13

Everything is in the question : I have a Php script that is a UTF-8 file. In this script I want to do this :

  <?
  echo "âêïû\n";
  ?>

If I run it in a Windows prompt I get this :

C:\php>php -c C:\WINDOWS\php.ini -f mysqldump.php
âêïû
C:\php>

I've not been able to find the right conversion scheme. I've tried also this code :

$tab = mb_list_encodings();
foreach ($tab as $enc1) {
  foreach ($tab as $enc2) {
    $t=mb_convert_encoding("âêïû\n", $enc1, $enc2);
    if (strlen($t)<14) {
      echo $enc1." ".$enc2." = ".$t."\n";
    }
  }
}

And I didn't find the right conversion !

Any help would be greatly appreciated

Dragonthoughts
  • 2,069
  • 8
  • 20
  • 23
Olivier Pons
  • 13,972
  • 24
  • 98
  • 190

4 Answers4

19

The problem is Windows cmd line by default does not support UTF8. From this link, if you follow these

  1. Open a command prompt window
  2. Change the properties of the window to use something besides the default raster font. he Lucida Console True Type font seems to work well.
  3. Run "chcp 65001" from the command prompt

You should be able to output utf8.

Doug T.
  • 59,839
  • 22
  • 131
  • 193
  • +1 Good to know that you can change the encoding in the shell – Peter Bailey Oct 30 '09 at 15:18
  • Okay I've tried "chcp 65001". Now each time I run "php -c C:\WINDOWS\php.ini -f mysqldump.php | more" I get a "Out of memory error". Then I try without the " | more" (this was too risky for Windows I guess grrr) and the script stops itself at the beginning... – Olivier Pons Oct 30 '09 at 15:19
  • can you try just "echo 'hello world'; "? – Doug T. Oct 30 '09 at 15:22
  • 2
    Please note that the default character set of the Windows command line is **NOT** ISO-8859-1 but rather Windows-1252 (at least for Latin1 / Western Europe). – Stefan Gehrig Oct 30 '09 at 16:22
  • `chcp 65001` is a hack and doesn't support full UTF-8 or multibyte input – Alastair McCormack Jan 29 '16 at 20:22
8

You put me on the right track but there was kinddof a problem (I love Windows \o/) :

C:\php>chcp 65001
Page de codes active : 65001
C:\php>php -c C:\WINDOWS\php.ini -f mysqldump.php | more
Mémoire insuffisante.

Mémoire insuffisante = not enough memory.

If I try

C:\php>chcp 1252
C:\php>php -c C:\WINDOWS\php.ini -f mysqldump.php
C:\php>ééîîïïÂÂÂÂâûü

it works. Only God knows why. But it works. Thanks for putting me on the right track !!

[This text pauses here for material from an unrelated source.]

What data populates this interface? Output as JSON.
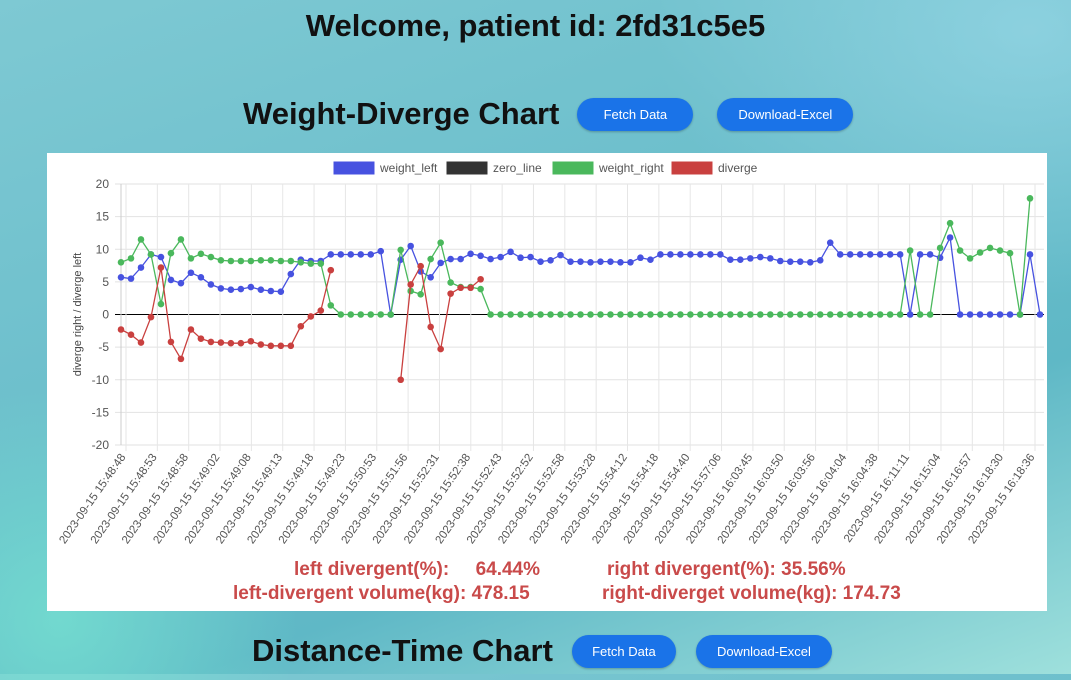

By the way the php code to go properly form UTF8 to command prompt is :

  echo mb_convert_encoding($utf8_string, "pass", "auto");
Olivier Pons
  • 13,972
  • 24
  • 98
  • 190
  • µYep I'm sure, I'm using it on www.acarat.com which is full utf-8 site – Olivier Pons Nov 01 '09 at 13:25
  • 1
    God doesn't know why! – markus Nov 19 '13 at 00:21
  • 1
    The BTW append to the end save me lots of headaches as `mb_convert_encoding($utf8_string, "pass", "auto")` is also the way to READ/WRITE UTF-8 named files locally in windows. – lalengua Mar 20 '16 at 18:45
  • @lalengua what does 2nd param `"pass"` mean? I've found only `"auto"` for 3rd one: "auto" is expanded to "ASCII,JIS,UTF-8,EUC-JP,SJIS" (c) php.net – vladkras Sep 14 '16 at 04:54
  • @vladkras Hard to find, but, as you know `mb_convert_encoding` function does a double process: first it decodes the string and then encodes it again with a new encoding. The `pass` constant is defined [here](https://github.com/php/php-src/blob/1c295d4a9ac78fcc2f77d6695987598bb7abcb83/ext/mbstring/libmbfl/mbfl/mbfilter_pass.c) as `mbfl_no_encoding_pass` in the source code of PHP and it means that the function will return a (Unicode?) string, not encoded at all. Maybe a later process in console encodes it again? Source graph [here](http://fossies.org/dox/php-5.6.26/mbfilter__pass_8c.html) – lalengua Sep 23 '16 at 03:22
1

Try this another one. It's working with Russian encoding, I hope it will work with French:

class ConsoleHelper
{
    /**
     * @var boolean
     */
    private static $isEncodingSet = false;

    /**
     * @param string $message
     * @return string
     */
    public static function encodeMessage($message)
    {
        $isWindows = (DIRECTORY_SEPARATOR == '\\');
        if ($isWindows) {
            if ( ! self::$isEncodingSet) {
                shell_exec('chcp 866');
                self::$isEncodingSet = true;
            }
            $message = iconv('utf-8', 'cp866', $message);
        }
        return $message;
    }
}
user3551026
  • 408
  • 4
  • 7
  • You're using `866` and I guess for french it's `1252`. Anyway I've given up on Windows 6 years ago, I'm more than happy I've made the switch forever to Linux Mint (except for some games, of course). To be polite, Windows is not my cup of tea anymore. Of course I'm *much more* rude when I talk about it. Here politeness is important **`<8^D`** – Olivier Pons Nov 21 '18 at 08:53
  • For french it's cp850. – Maxence Jun 24 '20 at 16:44
0

It looks the default encoding is Code page 437.

Michas
  • 6,155
  • 5
  • 34
  • 54